二人走近了弗夜闭关之地,那参禅的风水宝地,只一棵老菩提,一堆篝火,并一堆乱石……而已。祇霜不得不指着弗夜感慨道:“乱石残月夜,篝火异乡鬼。冷冷清清,凄凄惨惨戚戚。”
祇霜是累趴下了,赶紧一屁股坐靠着菩提根儿闭目休息。稚嫩的脸颊边几缕发丝随风轻柔描眉拂面,平添几分淘气,似误落凡世沾染了丝丝尘缘的天孙,美得不似烟火人间。

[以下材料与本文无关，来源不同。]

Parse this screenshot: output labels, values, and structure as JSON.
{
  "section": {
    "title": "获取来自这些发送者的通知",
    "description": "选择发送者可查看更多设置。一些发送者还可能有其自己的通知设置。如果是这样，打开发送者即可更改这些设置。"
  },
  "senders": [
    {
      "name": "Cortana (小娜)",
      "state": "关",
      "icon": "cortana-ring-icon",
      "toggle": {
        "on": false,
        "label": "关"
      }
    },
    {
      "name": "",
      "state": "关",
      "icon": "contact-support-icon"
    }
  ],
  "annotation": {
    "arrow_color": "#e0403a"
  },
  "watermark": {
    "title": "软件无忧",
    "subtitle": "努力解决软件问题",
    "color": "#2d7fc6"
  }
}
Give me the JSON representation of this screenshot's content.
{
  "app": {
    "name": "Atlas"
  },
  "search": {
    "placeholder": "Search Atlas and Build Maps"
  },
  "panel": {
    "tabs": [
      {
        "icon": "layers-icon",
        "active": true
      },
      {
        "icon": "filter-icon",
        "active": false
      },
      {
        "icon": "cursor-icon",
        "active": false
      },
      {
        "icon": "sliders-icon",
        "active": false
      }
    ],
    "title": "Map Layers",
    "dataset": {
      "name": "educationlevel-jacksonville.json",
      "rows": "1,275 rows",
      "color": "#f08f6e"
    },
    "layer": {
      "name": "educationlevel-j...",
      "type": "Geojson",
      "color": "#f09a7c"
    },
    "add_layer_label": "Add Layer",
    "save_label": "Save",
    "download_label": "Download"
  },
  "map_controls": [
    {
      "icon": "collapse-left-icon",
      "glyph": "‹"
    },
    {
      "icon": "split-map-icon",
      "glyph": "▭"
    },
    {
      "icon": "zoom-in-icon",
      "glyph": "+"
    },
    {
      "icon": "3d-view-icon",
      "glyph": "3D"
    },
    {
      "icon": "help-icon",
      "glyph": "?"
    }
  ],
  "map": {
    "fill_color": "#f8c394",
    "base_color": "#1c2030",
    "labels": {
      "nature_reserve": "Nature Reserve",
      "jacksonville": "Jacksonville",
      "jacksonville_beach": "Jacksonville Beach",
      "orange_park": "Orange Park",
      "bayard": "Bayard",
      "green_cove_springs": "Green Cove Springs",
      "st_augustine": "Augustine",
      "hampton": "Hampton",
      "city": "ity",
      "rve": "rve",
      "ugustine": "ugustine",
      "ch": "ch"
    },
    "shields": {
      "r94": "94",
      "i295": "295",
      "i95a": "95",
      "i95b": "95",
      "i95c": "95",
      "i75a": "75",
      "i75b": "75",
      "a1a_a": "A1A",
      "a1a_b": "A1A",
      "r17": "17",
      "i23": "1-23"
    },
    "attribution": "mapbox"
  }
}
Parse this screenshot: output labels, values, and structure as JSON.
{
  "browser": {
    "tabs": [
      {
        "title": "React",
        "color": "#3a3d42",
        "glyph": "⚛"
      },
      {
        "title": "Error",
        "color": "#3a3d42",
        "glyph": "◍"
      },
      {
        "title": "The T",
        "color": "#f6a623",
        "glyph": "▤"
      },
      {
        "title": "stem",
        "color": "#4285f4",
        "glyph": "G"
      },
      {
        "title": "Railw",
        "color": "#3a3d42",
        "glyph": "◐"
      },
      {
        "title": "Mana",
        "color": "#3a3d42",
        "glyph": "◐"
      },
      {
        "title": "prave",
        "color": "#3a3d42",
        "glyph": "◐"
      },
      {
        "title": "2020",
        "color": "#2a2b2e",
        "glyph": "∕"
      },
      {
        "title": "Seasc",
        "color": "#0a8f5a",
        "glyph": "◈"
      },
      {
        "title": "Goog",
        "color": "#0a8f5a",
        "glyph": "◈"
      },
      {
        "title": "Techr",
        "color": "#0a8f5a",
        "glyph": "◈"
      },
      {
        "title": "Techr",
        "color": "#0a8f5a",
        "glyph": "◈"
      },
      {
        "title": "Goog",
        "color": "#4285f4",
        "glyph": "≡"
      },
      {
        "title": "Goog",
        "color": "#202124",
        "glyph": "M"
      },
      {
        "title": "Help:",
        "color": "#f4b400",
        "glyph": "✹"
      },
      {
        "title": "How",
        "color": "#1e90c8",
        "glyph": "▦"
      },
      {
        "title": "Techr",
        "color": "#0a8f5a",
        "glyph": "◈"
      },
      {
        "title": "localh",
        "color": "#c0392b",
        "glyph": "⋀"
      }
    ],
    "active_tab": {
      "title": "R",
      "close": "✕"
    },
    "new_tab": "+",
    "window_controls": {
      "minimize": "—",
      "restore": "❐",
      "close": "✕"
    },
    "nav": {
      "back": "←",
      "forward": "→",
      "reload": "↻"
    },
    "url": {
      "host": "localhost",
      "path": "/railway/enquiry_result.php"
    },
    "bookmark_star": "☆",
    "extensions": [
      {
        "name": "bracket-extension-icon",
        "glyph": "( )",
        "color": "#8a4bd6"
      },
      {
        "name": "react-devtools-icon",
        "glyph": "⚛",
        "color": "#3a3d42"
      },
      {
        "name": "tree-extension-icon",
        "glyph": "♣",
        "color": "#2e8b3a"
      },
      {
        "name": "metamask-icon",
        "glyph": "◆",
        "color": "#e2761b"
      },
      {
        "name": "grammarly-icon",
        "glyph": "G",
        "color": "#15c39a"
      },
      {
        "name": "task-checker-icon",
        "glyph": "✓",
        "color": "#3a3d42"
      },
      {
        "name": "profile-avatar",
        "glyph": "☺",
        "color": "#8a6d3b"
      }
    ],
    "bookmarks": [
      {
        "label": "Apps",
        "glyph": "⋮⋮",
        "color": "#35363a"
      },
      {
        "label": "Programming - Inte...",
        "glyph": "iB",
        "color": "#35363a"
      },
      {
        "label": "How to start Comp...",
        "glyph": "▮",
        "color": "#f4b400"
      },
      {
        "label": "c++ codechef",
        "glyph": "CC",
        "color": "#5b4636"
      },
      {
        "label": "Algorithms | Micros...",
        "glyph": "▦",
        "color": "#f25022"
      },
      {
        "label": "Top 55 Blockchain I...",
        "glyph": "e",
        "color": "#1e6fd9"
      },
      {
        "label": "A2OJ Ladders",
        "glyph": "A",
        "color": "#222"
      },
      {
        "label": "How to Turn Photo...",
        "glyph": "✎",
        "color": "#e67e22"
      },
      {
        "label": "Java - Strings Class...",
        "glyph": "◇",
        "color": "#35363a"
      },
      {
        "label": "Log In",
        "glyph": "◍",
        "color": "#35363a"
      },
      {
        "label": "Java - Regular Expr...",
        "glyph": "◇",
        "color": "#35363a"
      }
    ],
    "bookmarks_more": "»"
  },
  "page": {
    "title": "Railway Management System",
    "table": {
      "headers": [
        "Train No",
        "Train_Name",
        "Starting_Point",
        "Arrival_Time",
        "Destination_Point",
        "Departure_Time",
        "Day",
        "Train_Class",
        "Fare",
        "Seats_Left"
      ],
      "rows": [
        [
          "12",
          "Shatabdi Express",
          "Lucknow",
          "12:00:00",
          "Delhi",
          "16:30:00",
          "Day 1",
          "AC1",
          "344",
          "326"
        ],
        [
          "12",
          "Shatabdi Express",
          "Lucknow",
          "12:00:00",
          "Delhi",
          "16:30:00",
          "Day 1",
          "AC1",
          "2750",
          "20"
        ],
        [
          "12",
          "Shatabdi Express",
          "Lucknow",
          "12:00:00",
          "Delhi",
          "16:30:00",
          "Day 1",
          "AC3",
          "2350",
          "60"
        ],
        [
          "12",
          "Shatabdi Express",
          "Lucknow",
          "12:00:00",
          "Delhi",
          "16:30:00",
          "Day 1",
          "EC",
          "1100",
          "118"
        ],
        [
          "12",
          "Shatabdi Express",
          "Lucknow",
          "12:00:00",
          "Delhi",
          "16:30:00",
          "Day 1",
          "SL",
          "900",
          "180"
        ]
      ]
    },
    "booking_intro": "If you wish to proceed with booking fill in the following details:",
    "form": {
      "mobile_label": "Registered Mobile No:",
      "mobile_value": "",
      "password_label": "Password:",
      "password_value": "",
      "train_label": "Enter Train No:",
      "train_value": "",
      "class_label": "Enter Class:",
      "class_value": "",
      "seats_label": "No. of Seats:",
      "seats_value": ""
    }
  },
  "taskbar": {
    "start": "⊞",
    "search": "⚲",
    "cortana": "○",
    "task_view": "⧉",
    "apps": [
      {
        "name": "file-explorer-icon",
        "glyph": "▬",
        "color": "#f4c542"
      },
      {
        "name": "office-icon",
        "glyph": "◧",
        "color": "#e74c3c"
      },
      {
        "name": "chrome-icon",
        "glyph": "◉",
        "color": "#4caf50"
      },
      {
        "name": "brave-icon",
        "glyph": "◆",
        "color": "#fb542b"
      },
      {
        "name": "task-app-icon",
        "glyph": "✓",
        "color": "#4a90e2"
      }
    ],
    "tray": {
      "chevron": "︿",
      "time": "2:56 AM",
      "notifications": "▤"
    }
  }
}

——静如死寂的虚空里,篝火爆发出一记“哔剥”的响声。弗夜眉宇紧蹙,面色愈加阴郁。【PS前面说到大漠声音的时候说了,篝火没有声音。】
祇霜抓了抓耳发,嘟囔道:“你不要放屁啊!”声音软糯,带着鼻音,听起来特别娇憨。
弗夜竟若无其事地微微嗯了一声,只是大漠鸣沙声盖过了这一切。而他的思绪更是早已系在别处,他凝视着这千百年来,亘古沉默的夜空。微微闭上眼,果然,天太黑了,不是那种,你闭上眼睛的那种黑。
幽冷的篝火照在他身上,如给他涂了一身金装。温美清俊的侧脸略带憔悴,显得更加冷峻,犹如高高在上的明月,无上的威仪凌厉从身上散发出来。
他的眸光忽闪一下,眼神中有一种难以掩饰的爱憎分明的执拗之色。唇边微微勾起一抹淡淡的讽刺,他能清楚地感觉到,自己正滑入一场难以自持的噩梦中去。仿佛还活着人,被人割开了手腕放血,滴答滴答滴答,可以听着这些声音,也能感受到生命的流逝。